The author presents three design features for rich, open-response items that assess mathematical knowledge for teaching:
• Tasks are grounded in the context of teaching
• Tasks, as a set, measure aspects of and relationships between common and specialized content knowledge related to geometry and measurement
• Tasks capture nuances of teacher knowledge beyond correct and incorrect answers, including specific misconceptions and the identification of vectors for change
Research context and process
The six tasks were created as a part of the design of a Masters-level content-focused methods course, taught at a mid-sized public university in the eastern United States.
The six tasks are:
1. Tangrams task measured teachers’ common content knowledge (CCK) in knowing that partitioning a figure into pieces and rearranging them can change the perimeter but not the area.
2. Area of a Parallelogram task assessed teachers’ CCK regarding the common misconception that a fixed area implies a fixed perimeter and that a changing area implies a changing perimeter.
3. Fence in the yard task requires teachers to generate length/width pairs and calculate perimeter and area and to recognize that a constant perimeter does not imply a is designed to capture aspects of teacher’s abilities to describe the relationships between length, perimeter, and area.
4. Minimizing Perimeter Lesson Planning task asks teachers to engage in solving the task themselves, and to consider the ways in which they might plan a lesson for a middle school class using this task.

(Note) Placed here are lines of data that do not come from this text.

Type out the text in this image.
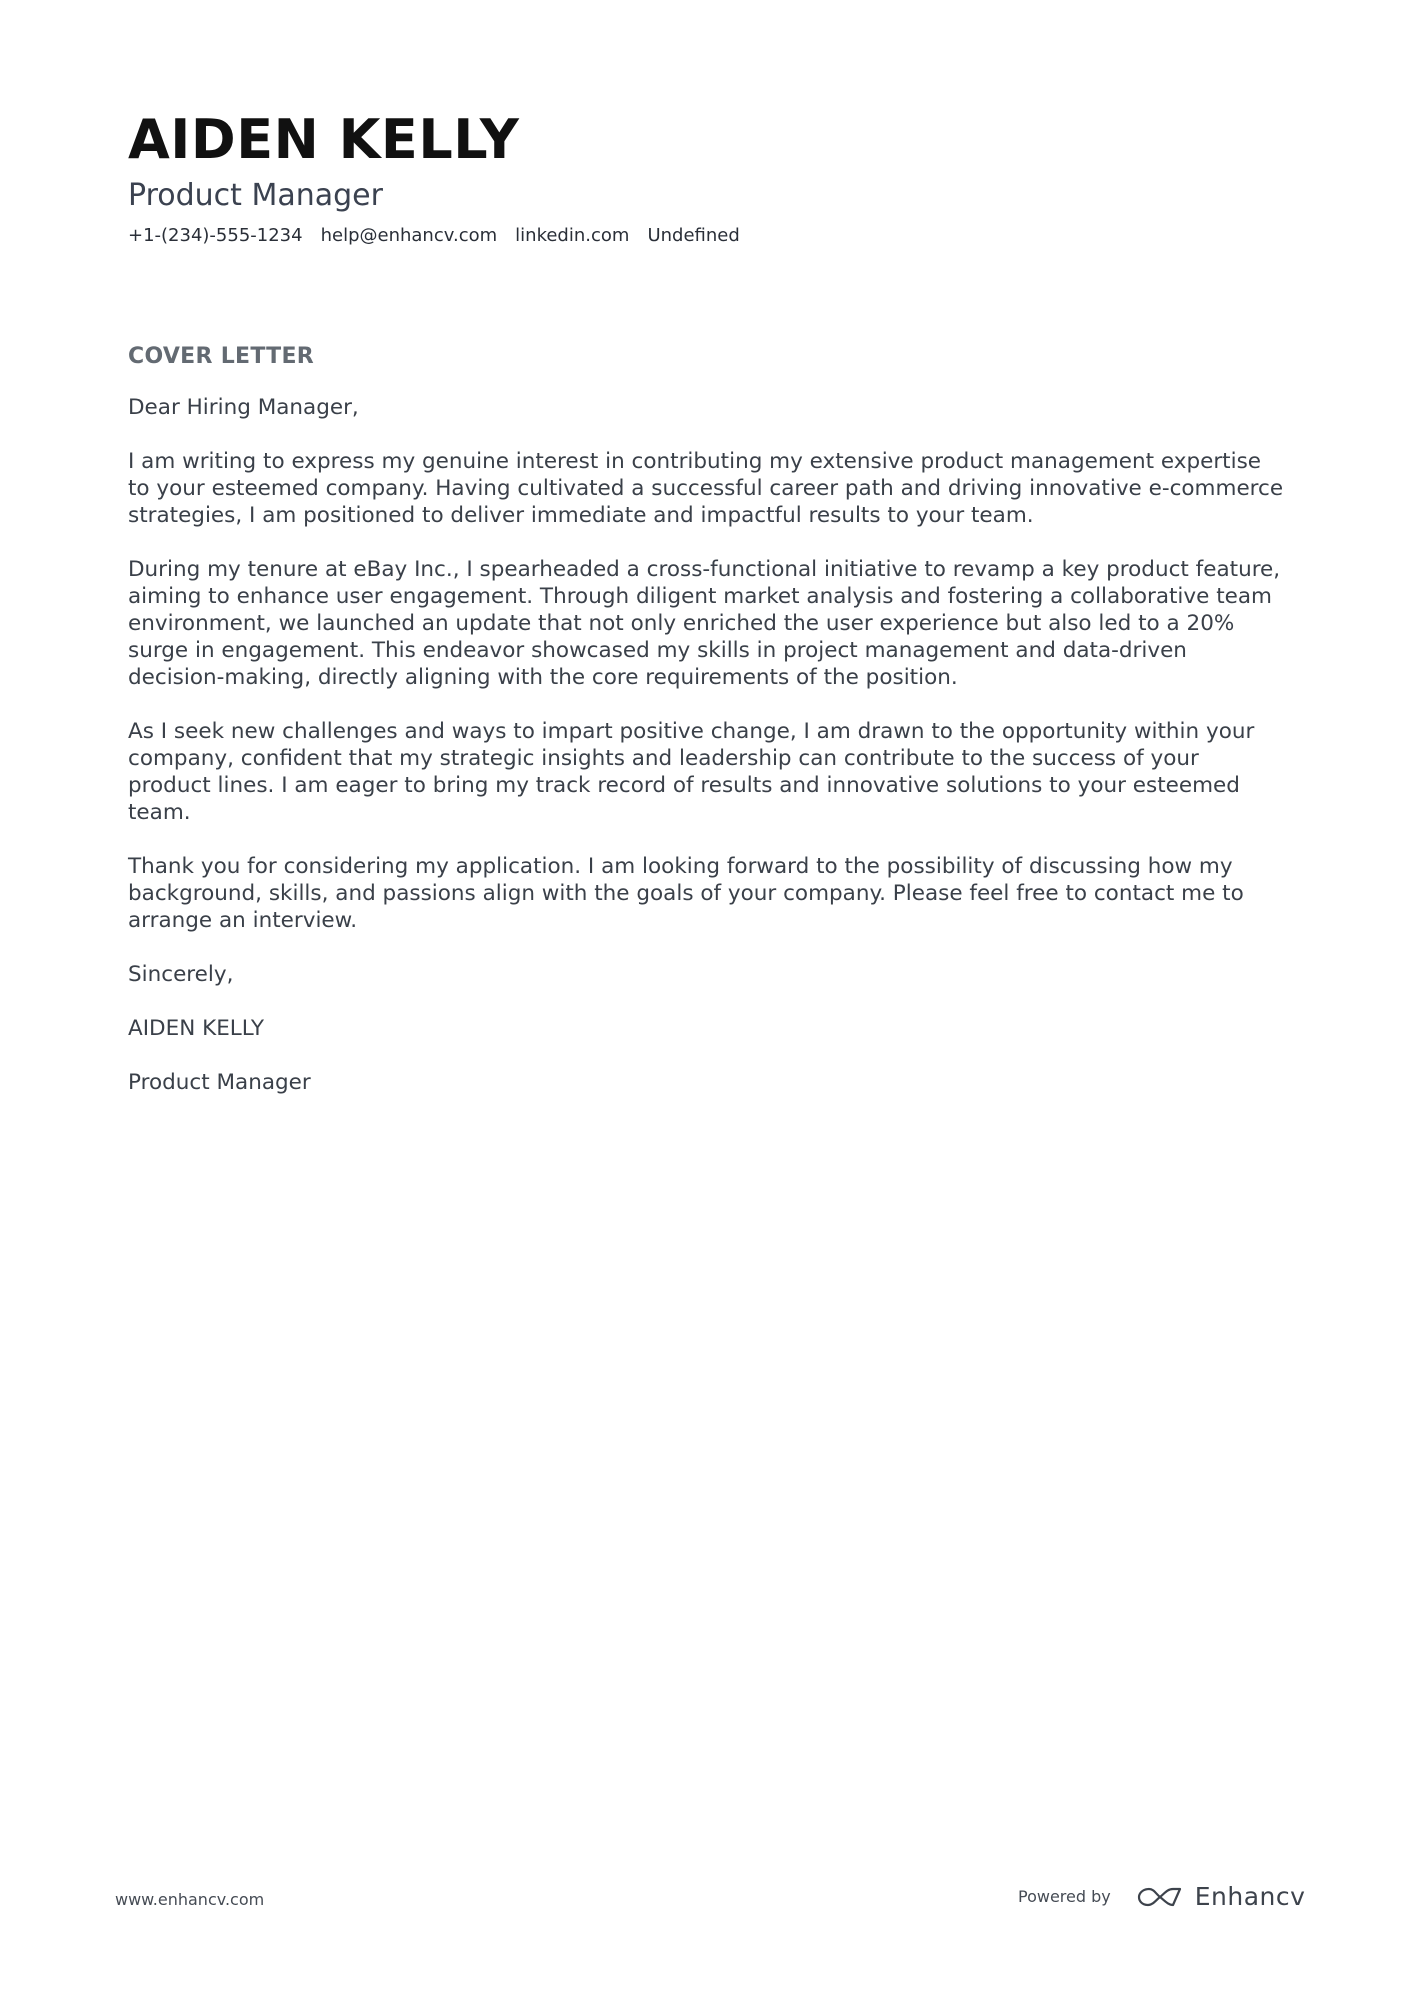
AIDEN KELLY
Product Manager
+1-(234)-555-1234 help@enhancv.com linkedin.com Undefined
COVER LETTER

Dear Hiring Manager,

I am writing to express my genuine interest in contributing my extensive product management expertise to your esteemed company. Having cultivated a successful career path and driving innovative e-commerce strategies, I am positioned to deliver immediate and impactful results to your team.

During my tenure at eBay Inc., I spearheaded a cross-functional initiative to revamp a key product feature, aiming to enhance user engagement. Through diligent market analysis and fostering a collaborative team environment, we launched an update that not only enriched the user experience but also led to a 20% surge in engagement. This endeavor showcased my skills in project management and data-driven decision-making, directly aligning with the core requirements of the position.

As I seek new challenges and ways to impart positive change, I am drawn to the opportunity within your company, confident that my strategic insights and leadership can contribute to the success of your product lines. I am eager to bring my track record of results and innovative solutions to your esteemed team.

Thank you for considering my application. I am looking forward to the possibility of discussing how my background, skills, and passions align with the goals of your company. Please feel free to contact me to arrange an interview.

Sincerely,

AIDEN KELLY

Product Manager

www.enhancv.com	Powered by	Enhancv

5. The Big Ideas task asked teachers identify the ideas that they felt middle grades students should learn related to two-dimensional geometry, including length, perimeter, and area.

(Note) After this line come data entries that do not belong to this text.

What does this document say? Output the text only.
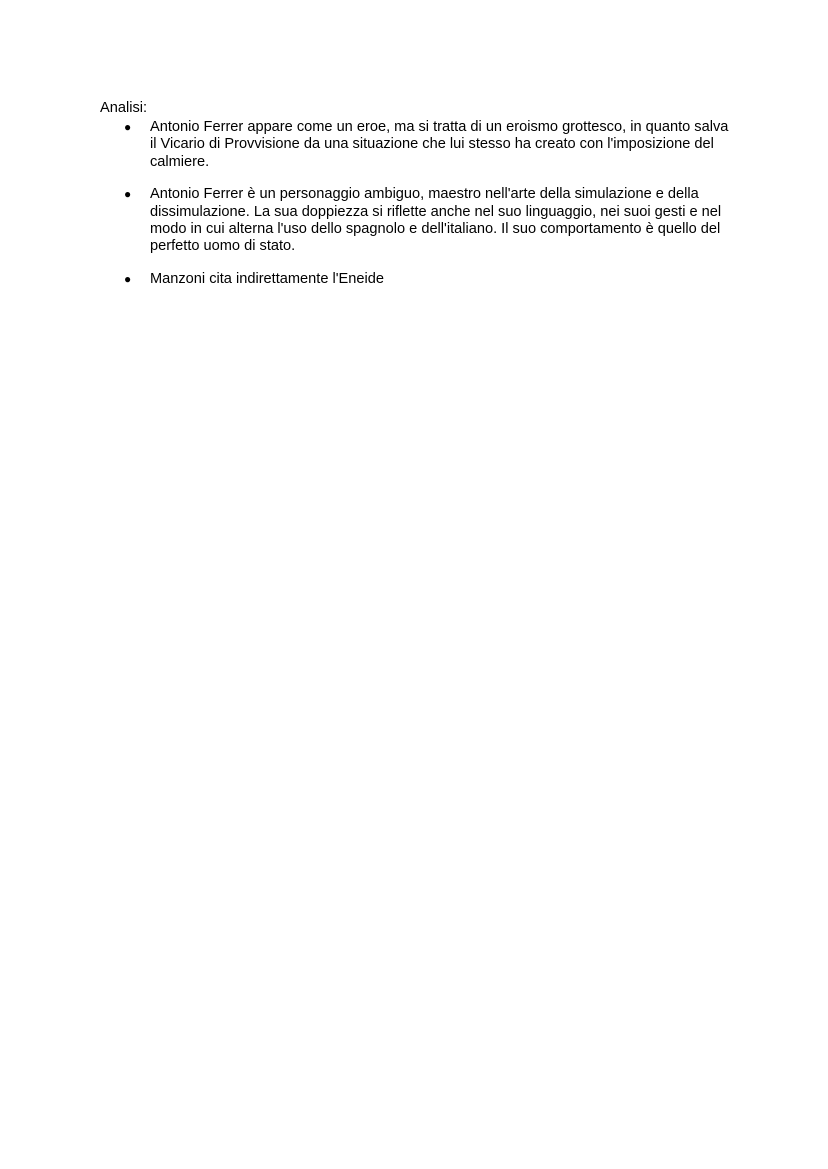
Analisi:

● Antonio Ferrer appare come un eroe, ma si tratta di un eroismo grottesco, in quanto salva il Vicario di Provvisione da una situazione che lui stesso ha creato con l'imposizione del calmiere.
● Antonio Ferrer è un personaggio ambiguo, maestro nell'arte della simulazione e della dissimulazione. La sua doppiezza si riflette anche nel suo linguaggio, nei suoi gesti e nel modo in cui alterna l'uso dello spagnolo e dell'italiano. Il suo comportamento è quello del perfetto uomo di stato.
● Manzoni cita indirettamente l'Eneide
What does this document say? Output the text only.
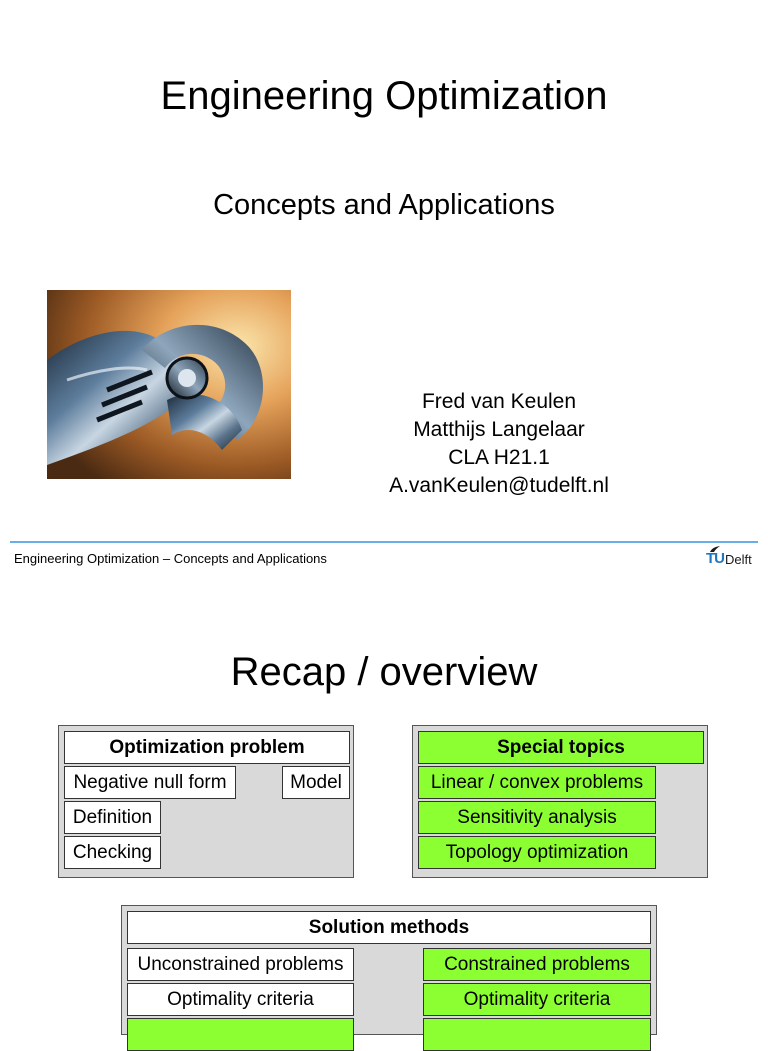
Engineering Optimization
Concepts and Applications
Fred van Keulen
Matthijs Langelaar
CLA H21.1
A.vanKeulen@tudelft.nl
Engineering Optimization – Concepts and Applications	TU Delft
Recap / overview
Optimization problem
Negative null form	Model
Definition
Checking
Special topics
Linear / convex problems
Sensitivity analysis
Topology optimization
Solution methods
Unconstrained problems
Optimality criteria
Constrained problems
Optimality criteria
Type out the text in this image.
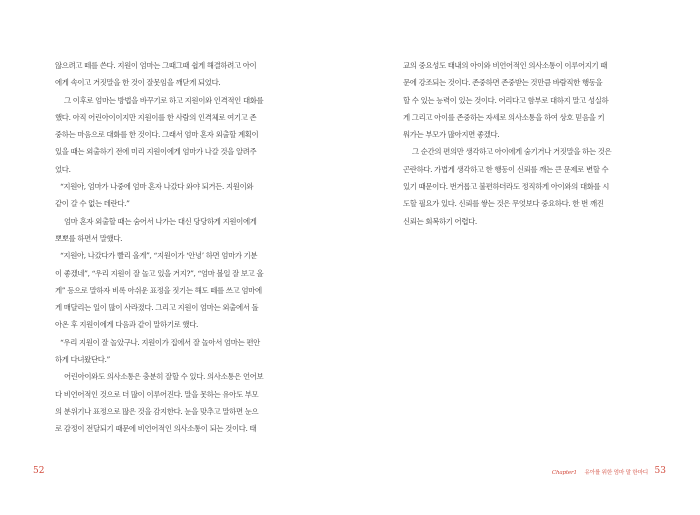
않으려고 떼를 쓴다. 지원이 엄마는 그때그때 쉽게 해결하려고 아이
에게 속이고 거짓말을 한 것이 잘못임을 깨닫게 되었다.
그 이후로 엄마는 방법을 바꾸기로 하고 지원이와 인격적인 대화를
했다. 아직 어린아이이지만 지원이를 한 사람의 인격체로 여기고 존
중하는 마음으로 대화를 한 것이다. 그래서 엄마 혼자 외출할 계획이
있을 때는 외출하기 전에 미리 지원이에게 엄마가 나갈 것을 알려주
었다.
“지원아, 엄마가 나중에 엄마 혼자 나갔다 와야 되거든. 지원이와
같이 갈 수 없는 데란다.”
엄마 혼자 외출할 때는 숨어서 나가는 대신 당당하게 지원이에게
뽀뽀를 하면서 말했다.
“지원아, 나갔다가 빨리 올게”, “지원이가 ‘안녕’ 하면 엄마가 기분
이 좋겠네”, “우리 지원이 잘 놀고 있을 거지?”, “엄마 볼일 잘 보고 올
게” 등으로 말하자 비록 아쉬운 표정을 짓기는 해도 떼를 쓰고 엄마에
게 매달리는 일이 많이 사라졌다. 그리고 지원이 엄마는 외출에서 돌
아온 후 지원이에게 다음과 같이 말하기로 했다.
“우리 지원이 잘 놀았구나. 지원이가 집에서 잘 놀아서 엄마는 편안
하게 다녀왔단다.”
어린아이와도 의사소통은 충분히 잘할 수 있다. 의사소통은 언어보
다 비언어적인 것으로 더 많이 이루어진다. 말을 못하는 유아도 부모
의 분위기나 표정으로 많은 것을 감지한다. 눈을 맞추고 말하면 눈으
로 감정이 전달되기 때문에 비언어적인 의사소통이 되는 것이다. 태
52
교의 중요성도 태내의 아이와 비언어적인 의사소통이 이루어지기 때
문에 강조되는 것이다. 존중하면 존중받는 것만큼 바람직한 행동을
할 수 있는 능력이 있는 것이다. 어리다고 함부로 대하지 말고 성실하
게 그리고 아이를 존중하는 자세로 의사소통을 하여 상호 믿음을 키
워가는 부모가 많아지면 좋겠다.
그 순간의 편의만 생각하고 아이에게 숨기거나 거짓말을 하는 것은
곤란하다. 가볍게 생각하고 한 행동이 신뢰를 깨는 큰 문제로 변할 수
있기 때문이다. 번거롭고 불편하더라도 정직하게 아이와의 대화를 시
도할 필요가 있다. 신뢰를 쌓는 것은 무엇보다 중요하다. 한 번 깨진
신뢰는 회복하기 어렵다.
Chapter1 유아를 위한 엄마 말 한마디 53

6. The Considering Formula Use task is designed to assess the reasons why teachers might select one formula for calculating the area of a rectangle over another.
The set of six two-dimensional geometry and measurement tasks embody these design features and illustrate the ways in which the tasks are grounded in the context of teaching, capture nuanced teacher performance, and measure common and specialized content knowledge.
The examples of teacher performance on these tasks illustrate the ways in which the tasks can differentiate teacher performance.
Moreover, teacher work on the tasks provides important windows into the connections between common and specialized content knowledge in teaching.
The tasks illustrate the important connections between common and specialized content knowledge and the ways in which CCK can influence how teachers make use of specialized content knowledge (SCK).
For example, teachers with stronger abilities to describe the relationships between length, perimeter, and area clearly on the Fence in the Yard Task were more likely to use multiple representations in their response.
The ability to use multiple representations and to understand the ways in which those representations make aspects of the mathematics salient implicates a wider range of pedagogical choices they might make in their classrooms.
This strong SCK is more likely to provide teachers with observable pedagogical tools and practices to support the development of students’ understanding of this relationship in their own classroom.
Given that these tasks are designed for use with secondary teachers, it is anticipated that teachers will approach these items with relatively strong CCK.
Teachers are likely to be able to calculate perimeter and area and make basic connections between length, perimeter, and area; the data from the items bore that hypothesis out at some level.
However, items that measured those aspects of CCK from multiple angles and that provided opportunities to mobilize both CCK and SCK in the service of the same task revealed important nuances and connections.
The Minimizing Perimeter task also revealed an important relationship between CCK and SCK and teachers’ ability to write goals for a mathematical lesson.
Teachers with stronger mathematical performances on the task were better able to write more specific goals for the use of the Minimizing Perimeter task with students.
This finding has particularly important implications for supporting prospective teachers in building capacity to plan for, teach, and reflect on strong, conceptually based mathematics lessons.
The three design features exemplified by these tasks—grounded in the context of teaching, measuring CCK and SCK, and capturing nuanced performance—are intended to be of use to researchers interested in investigating other aspects of mathematical knowledge for teaching.
These items provide us with tools to assess teacher knowledge in geometry and measurement at the secondary level.